The sun is shining, and it is a holiday.

This is a wonderful state of affairs. It is not possible to feel miserable when these two things are both happening at the same time.

Of course it is not a holiday for us at all. Probably it is going to be a very busy weekend indeed, at least that is what we are hoping for. Despite this, there is the exhilaration of holidayness in our world. The children are home and we have only got to drive taxis and not get up early to install rural broadband, so it is very hard not to feel pleased with our lives today.

Indeed, we arrived on the taxi rank this evening to discover that the summer has truly arrived. A bit like the swifts, who are due any day now, one of the taxi drivers who over-winters in India has returned. He has spent the last four months staying in Kashmir with his family, and is brown and pleased with himself with a newly magnificent moustache. Of course he is brown anyway, but he is a lot browner now.

We dashed over to see him, and stood happily in the warm evening air, listening to his stories of fresh oranges and cows and mountains and sunshine, and felt faintly envious that he has had such gloriously exotic adventures whilst we have been trudging around Windermere in the rain. It is ace that he has come back, and heralds the arrival of better times.

Of course the day has been entirely occupied with child-collection activities, which meant that I could not either hang about in bed or go for a run this morning.

This was not too bad, because as you might recall, we had allowed ourselves a ridiculously early night last night, followed by a second sleep after the middle of the night cup of tea.

This last was lovely. After I had written to you we retreated back to bed by candle-light, and sat contentedly in our dressing gowns, drinking tea in the gentle glow, holding hands and talking, until our eyes began to close again, and we fell asleep.

I rushed over to York to pick Lucy up at eleven, and should have picked Oliver up at twelve, except that there were traffic lights, so it was half past.

Oliver was waiting patiently underneath the big arch underneath the bell tower, and grinned and waved wildly.

It was lovely to have them both back. They talked all the way home, partly about school and the things they have been doing, but also about politics and world news and philosophical things.
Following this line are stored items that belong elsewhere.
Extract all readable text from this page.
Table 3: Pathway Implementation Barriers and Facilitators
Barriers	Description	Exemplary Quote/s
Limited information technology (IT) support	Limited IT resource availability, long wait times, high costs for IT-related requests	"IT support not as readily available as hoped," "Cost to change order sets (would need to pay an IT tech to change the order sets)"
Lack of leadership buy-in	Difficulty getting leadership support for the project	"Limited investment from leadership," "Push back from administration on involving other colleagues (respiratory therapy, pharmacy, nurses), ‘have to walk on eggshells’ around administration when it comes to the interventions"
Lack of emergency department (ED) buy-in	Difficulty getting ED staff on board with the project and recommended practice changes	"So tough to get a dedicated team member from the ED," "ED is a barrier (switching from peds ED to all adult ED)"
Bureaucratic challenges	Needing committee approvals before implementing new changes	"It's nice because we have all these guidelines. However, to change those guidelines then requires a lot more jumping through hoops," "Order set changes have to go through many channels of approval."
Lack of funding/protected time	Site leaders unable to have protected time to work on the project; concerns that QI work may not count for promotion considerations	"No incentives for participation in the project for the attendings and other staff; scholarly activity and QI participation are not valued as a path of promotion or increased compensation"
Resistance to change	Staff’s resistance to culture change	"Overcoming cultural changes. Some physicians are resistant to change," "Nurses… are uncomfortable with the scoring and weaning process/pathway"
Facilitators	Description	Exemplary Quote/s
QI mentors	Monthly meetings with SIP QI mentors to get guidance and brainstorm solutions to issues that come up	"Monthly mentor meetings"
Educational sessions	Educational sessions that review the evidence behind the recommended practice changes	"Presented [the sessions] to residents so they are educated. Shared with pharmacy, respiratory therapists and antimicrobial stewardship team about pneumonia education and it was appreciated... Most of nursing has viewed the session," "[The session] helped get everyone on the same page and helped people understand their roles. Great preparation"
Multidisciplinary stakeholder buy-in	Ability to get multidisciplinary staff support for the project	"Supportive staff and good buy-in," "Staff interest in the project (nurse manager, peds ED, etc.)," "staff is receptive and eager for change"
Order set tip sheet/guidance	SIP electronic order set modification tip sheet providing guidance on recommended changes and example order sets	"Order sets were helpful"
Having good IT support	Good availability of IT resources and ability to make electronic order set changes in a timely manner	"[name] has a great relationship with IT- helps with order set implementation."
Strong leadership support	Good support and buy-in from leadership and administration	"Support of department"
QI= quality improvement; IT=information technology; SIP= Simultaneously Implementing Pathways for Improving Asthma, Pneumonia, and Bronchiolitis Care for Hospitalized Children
This is the sort of thing that school teaches them to think about.

Oliver thought that HS2 would be outdated before it was even built and that the government should be investing the cash in more forward-thinking technology, and Lucy thought that too much entertainment is trying to push a political message as part of its cultural contribution to the world.

This made me think smugly that they had both become very clever.

Apart from my very pleasing feeling of parental self-satisfaction, I did not have much to add to either discussion, never having seen cartoons that feature transgender household pets, or thought much about Chinese magnetic trains. I asked them if they would mind if we called in at Asda on the way home so that I could collect yesterday’s forgotten shopping.

I had not thought carefully before I made this suggestion, and had neglected to realise that it would be expensive. We collected the forgotten shopping, and then bought Pringles in the green tube, because stupidly I had only bought pink, and Maltesers, because they had eaten them all in the car on the way back, and yoghurt without bits in it so that Oliver would eat it.

When we got home I was thirty quid poorer and rather less parentally smug. I unpacked the shopping and sloped off for another snooze. This might seem excessive but it is a long time between the alarm going off at half past six, and cashing up the takings at four in the morning.

I dropped the children off at the cinema on my way to work, with another twenty quid, so I hope we are right about the busy weekend.

The picture is Lucy’s school drive. It is not ace photography but it is all I have got. Even Don McCullin can’t drive and take photographs on his mobile phone at the same time.